Saadat Ali Khan
Saadat Ali Khan I
The Puritan King Aurangzeb died in 1707 and after his death the throne of Delhi passed in the hands of 8 Mughal rulers by 1719.
The immediate successor of Aurangzeb was prince Muazzam styled Bahadur Shah-1, who was followed by Jahandar Shah, Farrukhsiyar, Rafi ud-Darajat, Rafi ud-Daulah, Nekusiyar, Muhammad Ibrahim. The Empire had already broken into pieces and when Mohammad Shah Rangila sat on the throne, the Mughals had became nominal heads of Hindustan by 1719.
The Nobles as expected, rose and the prominent provinces of the Mughals became independent.
- Out of them, the most important were Oudh under Saadat Ali Khan, Bengal & Orissa under Murshid Quli Khan and Deccan (Hyderabad) under Asaf Jah-I.
These experienced people were the decorated courtiers of Aurangzeb and were far ahead in popularity than the new Mughal rookies in the Red Fort of Delhi.

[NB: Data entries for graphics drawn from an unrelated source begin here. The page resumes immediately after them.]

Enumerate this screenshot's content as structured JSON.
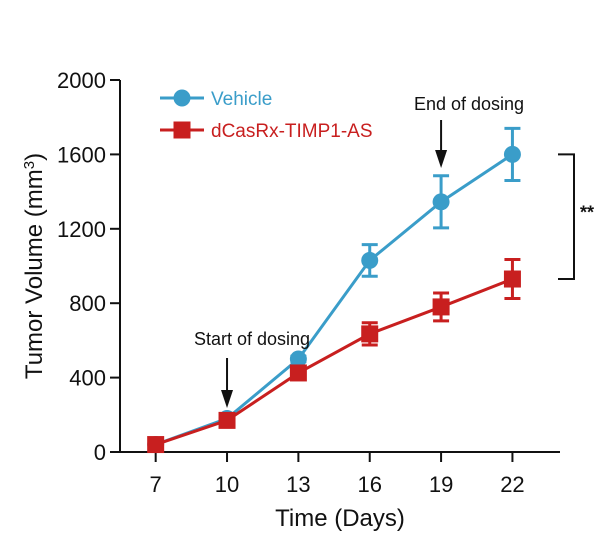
{
  "chart_data": {
    "type": "line",
    "xlabel": "Time (Days)",
    "ylabel": "Tumor Volume (mm",
    "ylabel_unit_sup": "3",
    "ylabel_close": ")",
    "x": [
      7,
      10,
      13,
      16,
      19,
      22
    ],
    "x_ticks": [
      "7",
      "10",
      "13",
      "16",
      "19",
      "22"
    ],
    "ylim": [
      0,
      2000
    ],
    "y_ticks": [
      "0",
      "400",
      "800",
      "1200",
      "1600",
      "2000"
    ],
    "y_tick_values": [
      0,
      400,
      800,
      1200,
      1600,
      2000
    ],
    "series": [
      {
        "name": "Vehicle",
        "color": "#3a9dc9",
        "marker": "circle",
        "values": [
          40,
          180,
          500,
          1030,
          1345,
          1600
        ],
        "errors": [
          18,
          25,
          15,
          85,
          140,
          140
        ]
      },
      {
        "name": "dCasRx-TIMP1-AS",
        "color": "#c81f1f",
        "marker": "square",
        "values": [
          40,
          170,
          425,
          635,
          780,
          930
        ],
        "errors": [
          18,
          25,
          30,
          60,
          75,
          105
        ]
      }
    ],
    "annotations": {
      "start": {
        "label": "Start of dosing",
        "x": 10
      },
      "end": {
        "label": "End of dosing",
        "x": 19
      },
      "significance": {
        "label": "**",
        "x": 22,
        "y_top": 1600,
        "y_bottom": 930
      }
    },
    "legend_position": "top-left"
  }
}
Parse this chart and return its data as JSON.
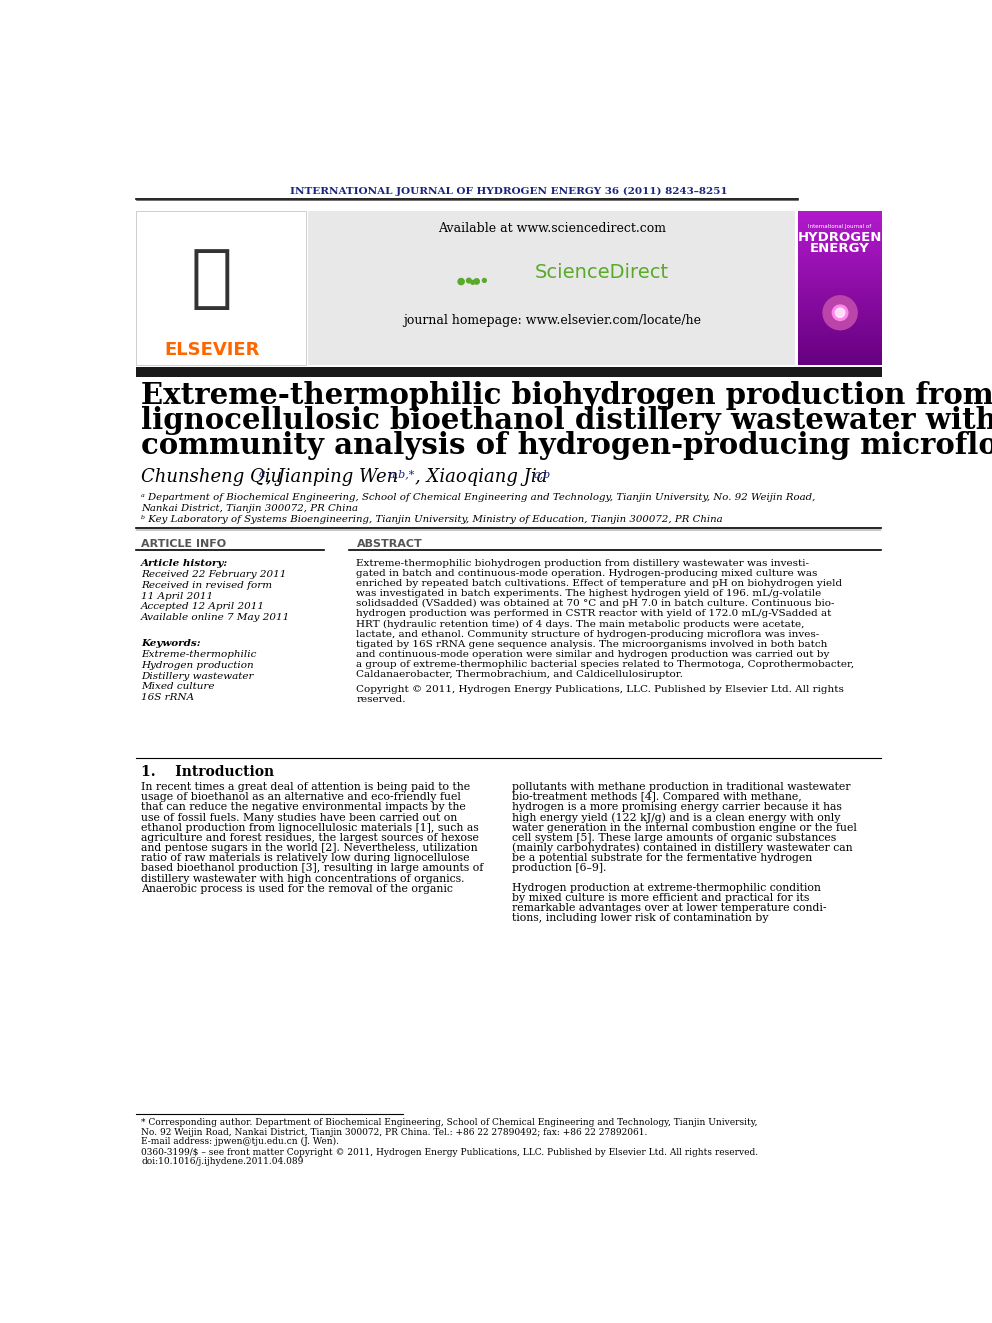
{
  "journal_header": "INTERNATIONAL JOURNAL OF HYDROGEN ENERGY 36 (2011) 8243–8251",
  "title_line1": "Extreme-thermophilic biohydrogen production from",
  "title_line2": "lignocellulosic bioethanol distillery wastewater with",
  "title_line3": "community analysis of hydrogen-producing microflora",
  "affil_a": "ᵃ Department of Biochemical Engineering, School of Chemical Engineering and Technology, Tianjin University, No. 92 Weijin Road,",
  "affil_a2": "Nankai District, Tianjin 300072, PR China",
  "affil_b": "ᵇ Key Laboratory of Systems Bioengineering, Tianjin University, Ministry of Education, Tianjin 300072, PR China",
  "section_left": "ARTICLE INFO",
  "section_right": "ABSTRACT",
  "article_history_label": "Article history:",
  "received1": "Received 22 February 2011",
  "received_revised": "Received in revised form",
  "received_revised2": "11 April 2011",
  "accepted": "Accepted 12 April 2011",
  "available": "Available online 7 May 2011",
  "keywords_label": "Keywords:",
  "kw1": "Extreme-thermophilic",
  "kw2": "Hydrogen production",
  "kw3": "Distillery wastewater",
  "kw4": "Mixed culture",
  "kw5": "16S rRNA",
  "abstract_lines": [
    "Extreme-thermophilic biohydrogen production from distillery wastewater was investi-",
    "gated in batch and continuous-mode operation. Hydrogen-producing mixed culture was",
    "enriched by repeated batch cultivations. Effect of temperature and pH on biohydrogen yield",
    "was investigated in batch experiments. The highest hydrogen yield of 196. mL/g-volatile",
    "solidsadded (VSadded) was obtained at 70 °C and pH 7.0 in batch culture. Continuous bio-",
    "hydrogen production was performed in CSTR reactor with yield of 172.0 mL/g-VSadded at",
    "HRT (hydraulic retention time) of 4 days. The main metabolic products were acetate,",
    "lactate, and ethanol. Community structure of hydrogen-producing microflora was inves-",
    "tigated by 16S rRNA gene sequence analysis. The microorganisms involved in both batch",
    "and continuous-mode operation were similar and hydrogen production was carried out by",
    "a group of extreme-thermophilic bacterial species related to Thermotoga, Coprothermobacter,",
    "Caldanaerobacter, Thermobrachium, and Caldicellulosiruptor."
  ],
  "copyright_lines": [
    "Copyright © 2011, Hydrogen Energy Publications, LLC. Published by Elsevier Ltd. All rights",
    "reserved."
  ],
  "intro_section": "1.    Introduction",
  "intro_para1_lines": [
    "In recent times a great deal of attention is being paid to the",
    "usage of bioethanol as an alternative and eco-friendly fuel",
    "that can reduce the negative environmental impacts by the",
    "use of fossil fuels. Many studies have been carried out on",
    "ethanol production from lignocellulosic materials [1], such as",
    "agriculture and forest residues, the largest sources of hexose",
    "and pentose sugars in the world [2]. Nevertheless, utilization",
    "ratio of raw materials is relatively low during lignocellulose",
    "based bioethanol production [3], resulting in large amounts of",
    "distillery wastewater with high concentrations of organics.",
    "Anaerobic process is used for the removal of the organic"
  ],
  "intro_para2_lines": [
    "pollutants with methane production in traditional wastewater",
    "bio-treatment methods [4]. Compared with methane,",
    "hydrogen is a more promising energy carrier because it has",
    "high energy yield (122 kJ/g) and is a clean energy with only",
    "water generation in the internal combustion engine or the fuel",
    "cell system [5]. These large amounts of organic substances",
    "(mainly carbohydrates) contained in distillery wastewater can",
    "be a potential substrate for the fermentative hydrogen",
    "production [6–9]."
  ],
  "intro_para3_lines": [
    "Hydrogen production at extreme-thermophilic condition",
    "by mixed culture is more efficient and practical for its",
    "remarkable advantages over at lower temperature condi-",
    "tions, including lower risk of contamination by"
  ],
  "footnote1": "* Corresponding author. Department of Biochemical Engineering, School of Chemical Engineering and Technology, Tianjin University,",
  "footnote2": "No. 92 Weijin Road, Nankai District, Tianjin 300072, PR China. Tel.: +86 22 27890492; fax: +86 22 27892061.",
  "footnote3": "E-mail address: jpwen@tju.edu.cn (J. Wen).",
  "footnote4": "0360-3199/$ – see front matter Copyright © 2011, Hydrogen Energy Publications, LLC. Published by Elsevier Ltd. All rights reserved.",
  "footnote5": "doi:10.1016/j.ijhydene.2011.04.089",
  "elsevier_color": "#ff6600",
  "sd_bg": "#e8e8e8",
  "black_bar": "#1a1a1a",
  "journal_color": "#1a237e"
}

- The only positive thing about these rulers was that they never declared rebellion till the Old Lion was alive.
- The new Mughals became weaker and dependent upon these nobles and to purchase their loyalty, compromised on the conditions they were ruling their respective territories.

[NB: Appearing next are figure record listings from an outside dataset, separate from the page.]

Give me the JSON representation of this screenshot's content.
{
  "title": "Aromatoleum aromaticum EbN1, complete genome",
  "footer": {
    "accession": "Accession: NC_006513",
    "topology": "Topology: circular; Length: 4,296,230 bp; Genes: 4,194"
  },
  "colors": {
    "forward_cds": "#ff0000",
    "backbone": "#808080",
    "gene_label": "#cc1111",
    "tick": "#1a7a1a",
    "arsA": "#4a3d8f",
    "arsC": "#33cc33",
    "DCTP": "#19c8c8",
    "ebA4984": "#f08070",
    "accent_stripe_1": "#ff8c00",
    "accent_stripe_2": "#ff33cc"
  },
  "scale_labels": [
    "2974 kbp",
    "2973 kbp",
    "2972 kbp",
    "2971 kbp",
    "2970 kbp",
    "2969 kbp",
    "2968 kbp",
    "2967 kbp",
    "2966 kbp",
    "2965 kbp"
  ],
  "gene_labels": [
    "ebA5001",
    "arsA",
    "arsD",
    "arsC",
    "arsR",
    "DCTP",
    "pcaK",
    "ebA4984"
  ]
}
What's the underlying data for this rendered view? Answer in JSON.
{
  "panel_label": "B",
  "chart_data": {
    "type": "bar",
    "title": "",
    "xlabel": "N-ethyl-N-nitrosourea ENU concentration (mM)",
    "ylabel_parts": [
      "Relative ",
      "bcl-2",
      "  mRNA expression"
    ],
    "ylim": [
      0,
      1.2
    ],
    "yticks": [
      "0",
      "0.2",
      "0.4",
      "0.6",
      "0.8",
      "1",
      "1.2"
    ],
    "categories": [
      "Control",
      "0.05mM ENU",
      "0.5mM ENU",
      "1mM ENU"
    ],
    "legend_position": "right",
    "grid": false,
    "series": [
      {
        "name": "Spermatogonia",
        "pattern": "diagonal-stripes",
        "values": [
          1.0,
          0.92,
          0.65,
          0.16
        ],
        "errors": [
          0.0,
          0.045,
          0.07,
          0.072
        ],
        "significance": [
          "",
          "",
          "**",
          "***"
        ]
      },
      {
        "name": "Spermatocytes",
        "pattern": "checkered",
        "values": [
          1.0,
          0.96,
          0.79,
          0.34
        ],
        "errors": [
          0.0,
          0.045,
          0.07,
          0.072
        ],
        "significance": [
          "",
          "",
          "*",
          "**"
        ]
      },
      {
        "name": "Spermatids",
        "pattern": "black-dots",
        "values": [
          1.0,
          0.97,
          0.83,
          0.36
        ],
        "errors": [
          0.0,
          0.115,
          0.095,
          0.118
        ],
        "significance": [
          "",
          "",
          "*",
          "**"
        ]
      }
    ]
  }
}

In the last Module, we have studied that after the Battle of Chinsura, the British deposed Mir Jafar and placed his son-in-law Mir Kasim as Nawab of Bengal. Mir Kasim, soon began to show a will of his own, and to cherish dreams of independence. He eventually shifted his capital from Murshidabad to Munger in Bihar where he raised an independent army.
- The problem was the free trade. It was during Farrukhsiyar reign, in 1717, that the British East India Company purchased duty-free trading rights in all of Bengal for a mere three thousand rupees a year.
- Mir Kasim opposed that the imperial Dastak was discriminatory. The British could trade without paying taxes but the other local merchants with dastaks were required to pay up to 40% of their revenue as tax.
- In a reaction, Mir Kasim abolished all taxes on the local traders as well. This upset the British and hostility was renewed.
The forces of Mir Kasim overran the Company offices in Patna in 1763, killing several Europeans including the resident. In the initial skirmishes Mir Kasim was successful but his forces were defeated in two battles by Major Adams at Gheria and Udhunala. He had to fled and take refuge to Nawab of Awadh Shuja-ud-Daula.
Shuja-ud-Daula refused to deliver to the British. The war was prolonged. In Delhi Shah Alam or Ali Gauhar succeeded his father Alamgir II. On October 23, 1764, there was a decisive battle at Buxar.
Saadat Ali Khan I
Saadat Ali Khan I was the Subedar Nawab (Governor) of the Mughals in Awadh from 1722 to 1739. He was son of a merchant of Khurasan. When Nadir Shah attacked in 1739, he was in the battle from Mughal side. He died just after this attack and was succeeded by Safdarjung, who as soon as sat on the throne, paid Nadir Shah 2 Crore Rupees. Safdarjung was succeeded by Shuja-ud-Daula in 1753.